Not all U.S. areas are declining. Most places with the fastest growth since 2000 were able to retain or attract college graduates and young professionals who came for jobs and later started families. Metro areas with diversified economies such as Austin, Texas, Raleigh, N.C., and Portland, Ore., all saw gains in college graduates; other places seeing gains or reduced losses in young adults, such as Washington, D.C., Boston and San Francisco, have burgeoning biotech industries.

In West Virginia, more than 40 of its 55 counties had natural decrease over the past decade. Yet the state still gained population overall, and averted a loss of a U.S. House of Representatives seat based on the 2010 census.

It wasn't because of a last-minute turnaround.
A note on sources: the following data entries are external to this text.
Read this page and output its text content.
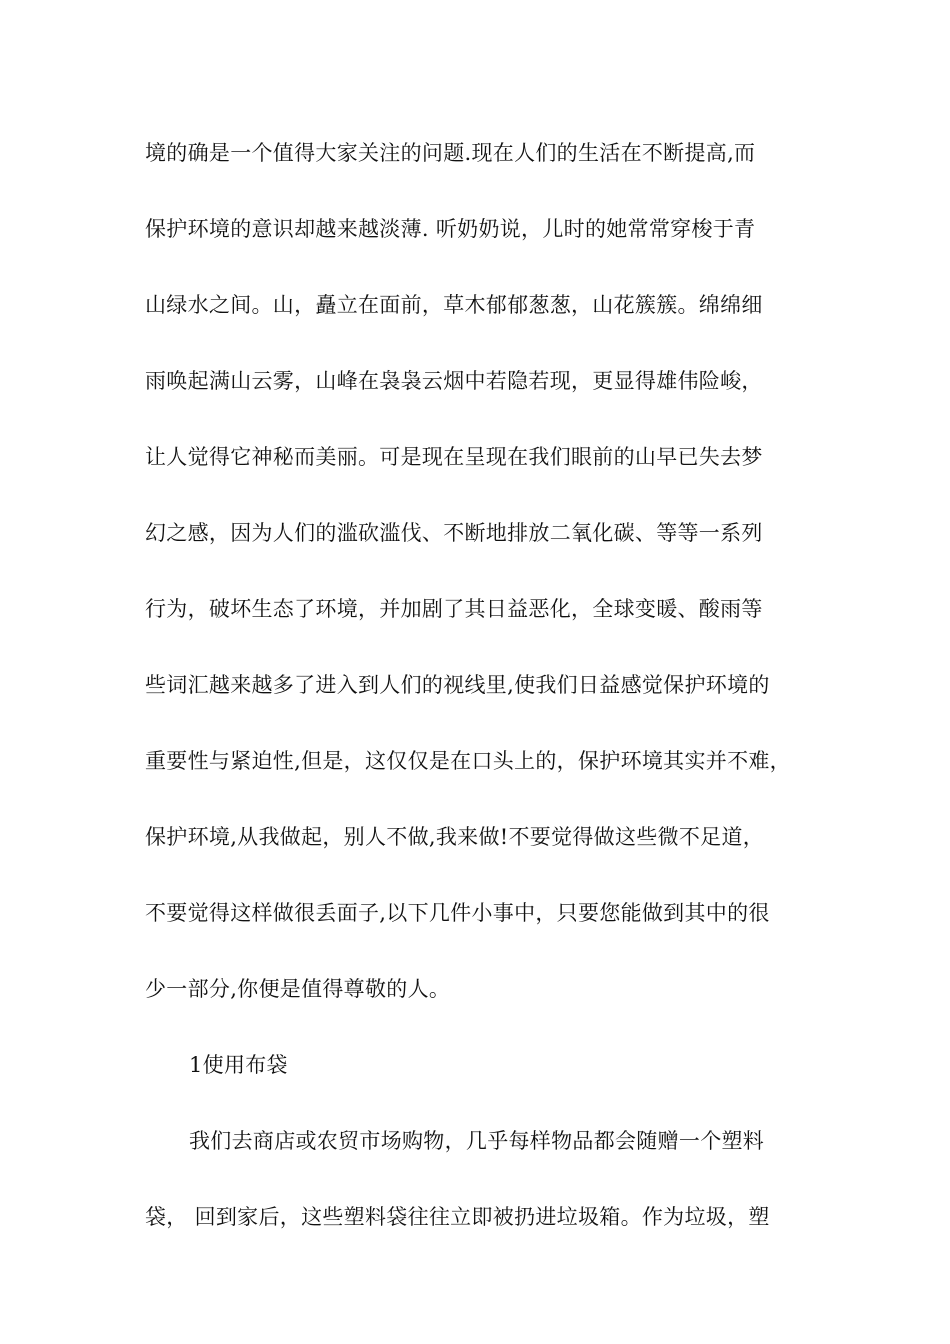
境的确是一个值得大家关注的问题.现在人们的生活在不断提高,而
保护环境的意识却越来越淡薄. 听奶奶说，儿时的她常常穿梭于青
山绿水之间。山，矗立在面前，草木郁郁葱葱，山花簇簇。绵绵细
雨唤起满山云雾，山峰在袅袅云烟中若隐若现，更显得雄伟险峻，
让人觉得它神秘而美丽。可是现在呈现在我们眼前的山早已失去梦
幻之感，因为人们的滥砍滥伐、不断地排放二氧化碳、等等一系列
行为，破坏生态了环境，并加剧了其日益恶化，全球变暖、酸雨等
些词汇越来越多了进入到人们的视线里,使我们日益感觉保护环境的
重要性与紧迫性,但是，这仅仅是在口头上的，保护环境其实并不难，
保护环境,从我做起，别人不做,我来做!不要觉得做这些微不足道，
不要觉得这样做很丢面子,以下几件小事中，只要您能做到其中的很
少一部分,你便是值得尊敬的人。
1使用布袋
我们去商店或农贸市场购物，几乎每样物品都会随赠一个塑料
袋， 回到家后，这些塑料袋往往立即被扔进垃圾箱。作为垃圾，塑
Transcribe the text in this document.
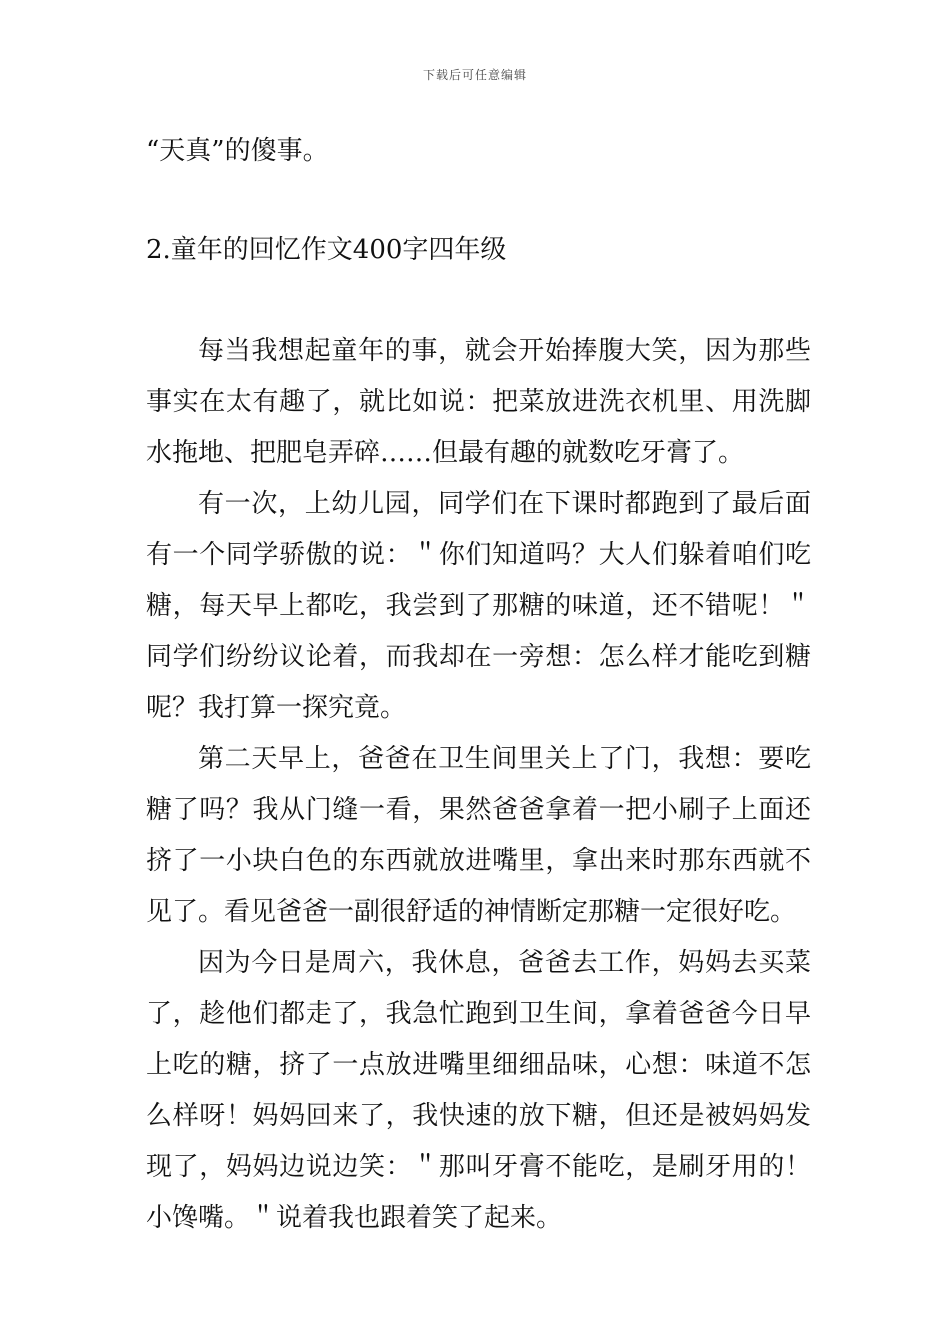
下载后可任意编辑
“天真”的傻事。
2.童年的回忆作文400字四年级

每当我想起童年的事，就会开始捧腹大笑，因为那些事实在太有趣了，就比如说：把菜放进洗衣机里、用洗脚水拖地、把肥皂弄碎……但最有趣的就数吃牙膏了。

有一次，上幼儿园，同学们在下课时都跑到了最后面有一个同学骄傲的说：＂你们知道吗？大人们躲着咱们吃糖，每天早上都吃，我尝到了那糖的味道，还不错呢！＂同学们纷纷议论着，而我却在一旁想：怎么样才能吃到糖呢？我打算一探究竟。

第二天早上，爸爸在卫生间里关上了门，我想：要吃糖了吗？我从门缝一看，果然爸爸拿着一把小刷子上面还挤了一小块白色的东西就放进嘴里，拿出来时那东西就不见了。看见爸爸一副很舒适的神情断定那糖一定很好吃。

因为今日是周六，我休息，爸爸去工作，妈妈去买菜了，趁他们都走了，我急忙跑到卫生间，拿着爸爸今日早上吃的糖，挤了一点放进嘴里细细品味，心想：味道不怎么样呀！妈妈回来了，我快速的放下糖，但还是被妈妈发现了，妈妈边说边笑：＂那叫牙膏不能吃，是刷牙用的！小馋嘴。＂说着我也跟着笑了起来。
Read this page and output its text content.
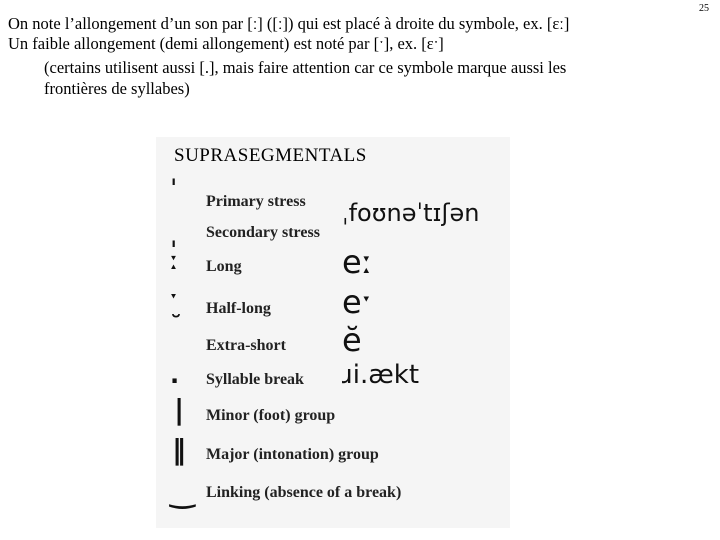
25
On note l’allongement d’un son par [ː] ([ː]) qui est placé à droite du symbole, ex. [ɛː]
Un faible allongement (demi allongement) est noté par [ˑ], ex. [ɛˑ]
(certains utilisent aussi [.], mais faire attention car ce symbole marque aussi les
frontières de syllabes)
SUPRASEGMENTALS
ˈ Primary stress ˌfoʊnəˈtɪʃən
ˌ Secondary stress
ː Long	eː
ˑ Half-long eˑ
˘
Extra-short ĕ
. Syllable break ɹi.ækt
| Minor (foot) group
‖ Major (intonation) group
‿ Linking (absence of a break)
Most of West Virginia's population gains are new residents spilling over into the eastern part of the state from the blossoming Washington-Baltimore metropolitan area [Editor's Note: the public sector is the largest employer in this area]. The three counties on the Maryland line — Morgan, Berkeley and Jefferson — each had substantial increases.

It's a different story in West Virginia's northern panhandle, along the edge of Pennsylvania near Pittsburgh.

On a recent afternoon, a group of students mingled during a cigarette break at West Virginia Northern Community College in Wheeling and chatted about their futures.
"It's not that bad an area," said Demetrius Paige, 19, but there are "not a lot of jobs."
He plans to leave within six years.

Kayla Murphy, 19, of Moundsville wants to stay in the state and become a nurse to help children like her brother, who has celiac disease and diabetes. She says moving out is the only real option for career-oriented people. They include her boyfriend, who left for Wisconsin to teach history.
"You have to," Murphy said. "Working at McDonald's isn't cool."